Whether you think what they've done has been inadequate, what we must really be thankful for as liberals, democrats, and those opposed to republican policy is the fact that we've been given this rare opportunity to pass sweeping legislation to guide this country in the way that we have. This has been an incredibly unique moment in history that perhaps may not ever happen again.

When the new congress gets sworn in spring 2011, all us liberals will be grounded back to earth off of our little power high that we've had over the past year. We will be reminded that the Senate is called a deliberative body for a reason, and suddenly remember Alexis D Tocqueville and James Madison's warnings against a tyranny of the majority.

We will begin the day with three of the longest serving Senators gone in what could be described as a passing of the torch to a new generation of American politicians and a new era in American politics. Whether you take Dodd at his word or not, Chris Dodd isn't a pushover and much less a weak politician. If he and the two other Senators felt like they had much more to provide to the country now that health care and the economy have been addressed, tough campaigns or not, they would've done so valiantly.
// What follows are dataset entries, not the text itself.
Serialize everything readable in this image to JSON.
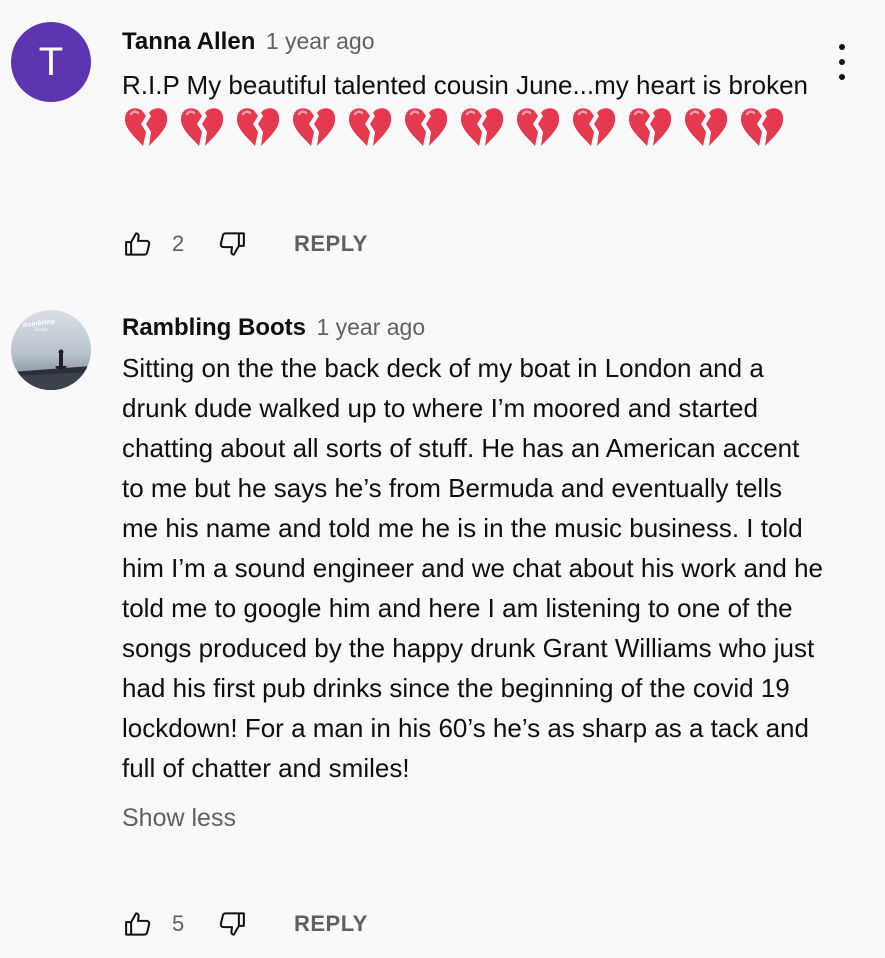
{
  "comments": [
    {
      "avatar_letter": "T",
      "avatar_color": "#5e35b1",
      "author": "Tanna Allen",
      "timestamp": "1 year ago",
      "text": "R.I.P My beautiful talented cousin June...my heart is broken",
      "emoji_icon": "broken-heart-icon",
      "emoji_count": 12,
      "likes": "2",
      "reply_label": "REPLY"
    },
    {
      "avatar_image": "Rambling Boots",
      "author": "Rambling Boots",
      "timestamp": "1 year ago",
      "text": "Sitting on the the back deck of my boat in London and a drunk dude walked up to where I’m moored and started chatting about all sorts of stuff. He has an American accent to me but he says he’s from Bermuda and eventually tells me his name and told me he is in the music business. I told him I’m a sound engineer and we chat about his work and he told me to google him and here I am listening to one of the songs produced by the happy drunk Grant Williams who just had his first pub drinks since the beginning of the covid 19 lockdown! For a man in his 60’s he’s as sharp as a tack and full of chatter and smiles!",
      "show_less_label": "Show less",
      "likes": "5",
      "reply_label": "REPLY"
    }
  ],
  "colors": {
    "background": "#f9f9f9",
    "text": "#0f0f0f",
    "secondary": "#606060",
    "heart": "#e53950"
  }
}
The reality that bears on us is that over the next several years, names like John McCain, Orrin Hatch, Robert Byrd, and Patrick Leahy will cease to be talked about as they slowly begin to wave farewell. They will no longer be part of the U.S. Legislature and any remnants of 20th century America begin to be taken over by a new youthful and invigorated generation of politicians and activists.

Senators have expressed regret at the new state of polarization that have caused a complete cessation of bipartisanship in congress.

Dodd, Dorgan, and Ritter are forcing us to re-evaluate how we act and what our game plans for our party's future will be with good cause. As their gift to Americans and a gift to this party, their retirement is the promise of 'change' coming full circle. The policy came first in 2009, the personnel transition in 2010 and beyond.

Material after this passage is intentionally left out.